If we can’t find something suitable in NZ, then it is pretty easy to get offshore servers with more cores and more CPU cycles and where we don’t have the potential malicious legal issues we have in NZ.
FYI from the hosting company
Not quite as bad as the hosting companies I have had for a different operations.
One was in Florida the day that they had a really good hurricane come through. They had multiple failures in their connection providers resulting in only a single connection staying active. The volume of traffic was such that it kept overloading. After that we always kept the servers separated in different sites and the sites were selected for their lack of expected natural disasters
But of course we had a different hoster that had a contractor for a company down the street from them ram a metal girder straight through their high voltage underground power line. The power surge was sufficient to fry the switches that were meant to divert them to the battery backup system (and the generators that were meant to feed that). Consequently our servers in that site were out for a day while they rewired everything.

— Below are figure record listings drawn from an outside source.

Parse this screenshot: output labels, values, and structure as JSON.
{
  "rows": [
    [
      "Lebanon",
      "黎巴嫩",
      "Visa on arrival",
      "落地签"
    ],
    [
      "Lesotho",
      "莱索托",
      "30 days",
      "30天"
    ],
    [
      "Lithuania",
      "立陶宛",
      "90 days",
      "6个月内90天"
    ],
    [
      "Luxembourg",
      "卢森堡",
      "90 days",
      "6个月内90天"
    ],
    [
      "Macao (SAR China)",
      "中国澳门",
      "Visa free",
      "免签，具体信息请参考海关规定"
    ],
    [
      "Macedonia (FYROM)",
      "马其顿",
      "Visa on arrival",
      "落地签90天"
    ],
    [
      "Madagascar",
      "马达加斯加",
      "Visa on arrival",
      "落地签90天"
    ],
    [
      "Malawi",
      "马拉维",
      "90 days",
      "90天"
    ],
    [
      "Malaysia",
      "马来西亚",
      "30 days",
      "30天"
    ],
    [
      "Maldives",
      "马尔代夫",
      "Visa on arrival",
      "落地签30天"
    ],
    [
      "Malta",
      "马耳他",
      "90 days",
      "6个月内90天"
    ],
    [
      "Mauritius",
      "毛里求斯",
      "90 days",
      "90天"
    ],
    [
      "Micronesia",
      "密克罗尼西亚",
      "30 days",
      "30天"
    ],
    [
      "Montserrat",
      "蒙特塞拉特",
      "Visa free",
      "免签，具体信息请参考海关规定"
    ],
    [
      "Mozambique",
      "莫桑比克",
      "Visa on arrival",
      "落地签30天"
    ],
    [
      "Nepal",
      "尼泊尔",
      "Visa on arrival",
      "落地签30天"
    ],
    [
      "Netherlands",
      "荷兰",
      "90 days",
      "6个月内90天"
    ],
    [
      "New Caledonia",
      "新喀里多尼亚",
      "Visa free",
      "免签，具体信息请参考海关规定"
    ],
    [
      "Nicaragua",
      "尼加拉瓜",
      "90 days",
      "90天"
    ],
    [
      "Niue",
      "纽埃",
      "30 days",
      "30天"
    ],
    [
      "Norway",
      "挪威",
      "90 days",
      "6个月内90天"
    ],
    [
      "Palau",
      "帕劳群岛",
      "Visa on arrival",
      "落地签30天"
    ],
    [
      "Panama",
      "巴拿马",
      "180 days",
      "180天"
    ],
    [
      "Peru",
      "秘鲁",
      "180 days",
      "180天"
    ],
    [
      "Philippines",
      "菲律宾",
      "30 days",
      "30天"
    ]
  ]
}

Disaster planning is a bit of a pain when traffic keeps rising. You usually find out it doesn’t work when the systems fail. Of course you could do what I did last month. I forced a test failure and found out that the warm backup couldn’t even get close to handling normal loads.
Anyway, I think I’d better order that server today. They may be able to provision it tomorrow. Otherwise it will be a week before I have time to do the setup.
Use linode. Their VPS service is amazing and cheap! Steer clear of dreamhost, as a programmer I would expect nothing less than self-configured servers 😛
We can’t survive on VPS’es. If you look at the ‘Online’ tab on the upper right you will see why. That is a picture of the number of readers (including the spiders) within a couple of minutes on the site. During our day that usually sits between 40-60. But it goes up as high as 150 when comment spikes. Overnight it drops down to 10-15 base load because that is when many of the spiders pick up their data steadily reading their way through the 7000 odd posts and 250,000 odd comments that are online.
Remember that these are unique IP’s. There are many many connections within that count for all of those little graphics, CSS and JS.
We have been booted off three VPS’es for having too much traffic so far. The last one was running purely as a warm backup storing comment and post updates. Right now we’re on the verge of having to start spreading across several servers to handle traffic, which is what I intend to set up when the new server comes online. NZ readers will read the NZ server, and overseas users (mostly spiders) will read the US server.
Ahh, yeah that makes sense, EC2?
“Overnight it drops down to 10-15 base load because that is when many of the spiders pick up their data steadily reading their way through the 7000 odd posts and 250,000 odd comments that are online.”
Isn’t there some way to force the spiders not to re-cache this stuff all the time? Most of those pages and comments won’t be changing very frequently (if ever), so they should be able to index it once and then not need to come back for a couple of months, and only then just to check that the pages are still valid.
What’s that cdn.topsy thing that can take f o r e v e r to load?
Another thing to do this weekend, was meant to do it last week but I was helping to do the list.